DEM Party: Significant number of kidnapped Yazidi children are in Turkey

The DEM Party assumed that a significant number of Yazidi children kidnapped by ISIS from Shengal in North Iraq in 2014 are in Turkey.

Ten years after the genocide of the Yazidi in Shengal (Sinjar), the fate of around 1,300 children abducted at that time is still unclear. The DEM party assumed that some of the Yazidis kidnapped by the Islamic State from North Iraq in 2014 are in Turkey.

Ihsan Seylan, co-spokesperson for the DEM party for children's rights, said at a press conference in Ankara: "It is well known that children are among the groups most affected by wars and conflicts. Thousands of children and women were abducted in the course of the ISIS attack on Shengal on 3 August 2014. Yazidi children who were kidnapped during the genocide were forcibly assimilated and made to forget their identity, their faith and their previous lives.

We know that a significant number of these children are in Turkey. Despite our efforts to clarify the matter, the authorities have not done anything to date and have not provided any answers regarding the number of children abducted. International NGOs published information on this. According to them, around 1,300 children are still missing, but there are no exact figures. The fact that their whereabouts have not been clarified to this day, ten years after the genocide, is hurtful. We do not forget this pain and continue to fight to ensure that children in Turkey, Kurdistan, the Middle East and all over the world can grow up in a safe and familiar environment."

Background: Genocide of the Yazidi in Shengal

On 3 August 2014, the Islamic State attacked the Shengal region in northern Iraq with the aim of wiping out the Yazidi community, which had already been persecuted for centuries. Through systematic massacres, rape, torture, expulsion, enslavement of girls and women and the forced recruitment of boys as child soldiers, the Yazidi experienced what they call the "Ferman" - the 74th genocide in their history. According to the UN, at least 10,000 people were killed, about half of them children. Even among the thousands who starved, died of thirst or died of their injuries while fleeing to the mountains, almost all of them were children (93 percent). ISIS forced boys as young as seven to work as child soldiers in its training camps. Girls were raped and sexually enslaved, and more than 400,000 people were driven from their homes.

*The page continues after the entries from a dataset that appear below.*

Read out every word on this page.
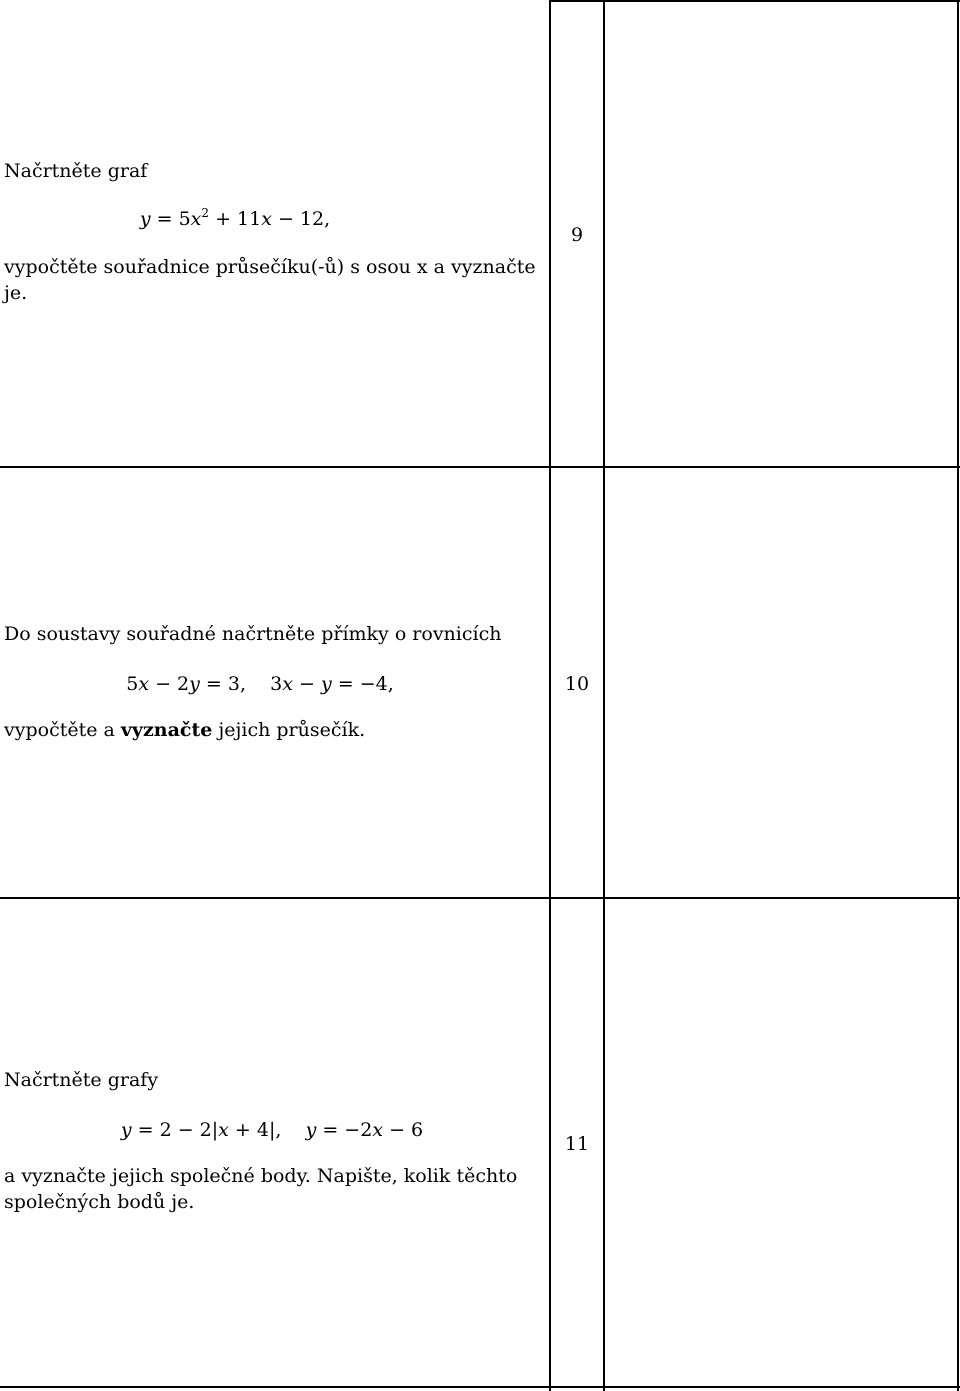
Načrtněte graf

$y = 5x^2 + 11x - 12$,

vypočtěte souřadnice průsečíku(-ů) s osou x a vyznačte je.

9

Do soustavy souřadné načrtněte přímky o rovnicích

5x − 2y = 3,    3x − y = −4,

vypočtěte a vyznačte jejich průsečík.

10

Načrtněte grafy

y = 2 − 2|x + 4|,    y = −2x − 6

a vyznačte jejich společné body. Napište, kolik těchto společných bodů je.

11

According to estimates by the Yazda organization, around 2,700 Yazidi are still missing today, including around 1,300 who were children at the time of their abduction. Many of them are still systematically raped and kept and sold as slaves. Therefore, this genocide in its form also represents a femicide. The organization Nadia's Initiative assumes that 300 to 400 girls and boys under the age of 18 are still in the hands of ISIS. More than 3,500 Yazidi have been rescued, including 2,000 children.